Let $X = \{1,2,\dots,n\}$. Prove that the following identity holds: $$\sum_{A,B\subseteq X}|A\cap B|=n4^{n-1}$$

I noticed by using Inclusion-Exclusion formula that $$ \begin{aligned} \sum_{A\subseteq X\\B\subseteq X}|A\cap B| &=\sum_{A\subseteq X\\B\subseteq X}|A|+\sum_{A\subseteq X\\B\subseteq X}|B|-\sum_{A\subseteq X\\B\subseteq X}|A\cup B|\\ &=\sum_{A\subseteq X}|A|2^{n}+\sum_{B\subseteq X}|B|2^{n}-\sum_{A\subseteq X\\B\subseteq X}|A\cup B|\\ &=2^n\sum_{A\subseteq X}|A|+2^{n}\sum_{B\subseteq X}|B|-\sum_{A\subseteq X\\B\subseteq X}|A\cup B|\\ &=2^{n+1}\sum_{k=1}^nk\binom{n}{k}-\sum_{A\subseteq X\\B\subseteq X}|A\cup B| \end{aligned} $$ By using identity $\sum_{k=1}^nk\binom{n}{k}=n2^{n-1}$, we get: $$ \sum_{A\subseteq X\\B\subseteq X}|A\cap B|=n4^{n}-\sum_{A\subseteq X\\B\subseteq X}|A\cup B|$$ But now i am stuck.

Answer 1

You've written the sum in terms of an equally difficult sum, so it's not clear how to progress there.
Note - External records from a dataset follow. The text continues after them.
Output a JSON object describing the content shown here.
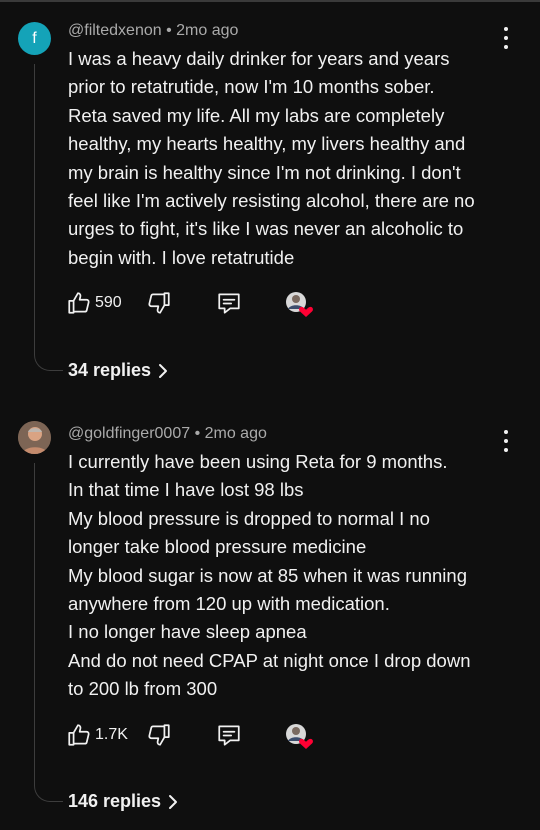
{
  "comments": [
    {
      "avatar_letter": "f",
      "handle": "@filtedxenon",
      "time": "2mo ago",
      "lines": [
        "I was a heavy daily drinker for years and years",
        "prior to retatrutide, now I'm 10 months sober.",
        "Reta saved my life. All my labs are completely",
        "healthy, my hearts healthy, my livers healthy and",
        "my brain is healthy since I'm not drinking. I don't",
        "feel like I'm actively resisting alcohol, there are no",
        "urges to fight, it's like I was never an alcoholic to",
        "begin with. I love retatrutide"
      ],
      "likes": "590",
      "replies": "34 replies"
    },
    {
      "handle": "@goldfinger0007",
      "time": "2mo ago",
      "lines": [
        "I currently have been using Reta for 9 months.",
        "In that time I have lost 98 lbs",
        "My blood pressure is dropped to normal I no",
        "longer take blood pressure medicine",
        "My blood sugar is now at 85 when it was running",
        "anywhere from 120 up with medication.",
        "I no longer have sleep apnea",
        "And do not need CPAP at night once I drop down",
        "to 200 lb from 300"
      ],
      "likes": "1.7K",
      "replies": "146 replies"
    }
  ],
  "colors": {
    "background": "#0f0f0f",
    "avatar_teal": "#14a3b8",
    "heart": "#ff0033",
    "meta": "#aaaaaa"
  },
  "icons": [
    "thumbs-up-icon",
    "thumbs-down-icon",
    "reply-comment-icon",
    "creator-heart-icon",
    "kebab-menu-icon",
    "chevron-right-icon"
  ]
}
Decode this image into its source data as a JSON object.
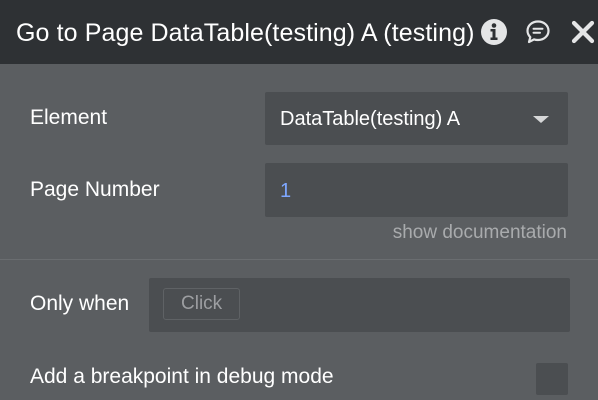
{
  "header": {
    "title": "Go to Page DataTable(testing) A (testing)",
    "icons": {
      "info": "info-icon",
      "comment": "comment-icon",
      "close": "close-icon"
    }
  },
  "fields": {
    "element": {
      "label": "Element",
      "value": "DataTable(testing) A"
    },
    "page_number": {
      "label": "Page Number",
      "value": "1"
    }
  },
  "show_documentation": "show documentation",
  "only_when": {
    "label": "Only when",
    "placeholder": "Click"
  },
  "breakpoint": {
    "label": "Add a breakpoint in debug mode",
    "checked": false
  },
  "colors": {
    "header_bg": "#2e3134",
    "panel_bg": "#5b5e61",
    "input_bg": "#4b4e51",
    "value_accent": "#7ea7ff"
  }
}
To compute the sum directly, try writing it this way: $$\sum_{A\subseteq X\\B\subseteq X}|A\cap B| = \sum_{x\in X}\sum_{x\in A\cap B}1$$

For any $x$, there are exactly $2^{n-1}$ subsets of $X$ containing $x$, and we need to pick two of them, so there are $2^{n-1} \cdot 2^{n-1} = 4^{n-1}$ nonzero terms in the inner sum. So we get: $$\sum_{x\in X}\sum_{x\in A\cap B}1 = \sum_{x\in X} 4^{n-1} = n 4^{n-1}$$

Answer 2

Choose two sets $A$ and $B$ at random and independent. Let $X$ be $|A\cap B|$. Then $X = X_1+X_2+...+X_n$ where $X_i$ is indicator variable for element $i$, i.e. $X_i=1$ if $i\in A\cap B$ else $X_i=0$. So we have $$E(X) = E(X_1) +...+E(X_n) =n\cdot {(2^{n-1})^2\over (2^n)^2} ={n\over 4}$$

But $$E(X) = \sum{|A\cap B|\over (2^n)^2}$$ and thus a conclusion.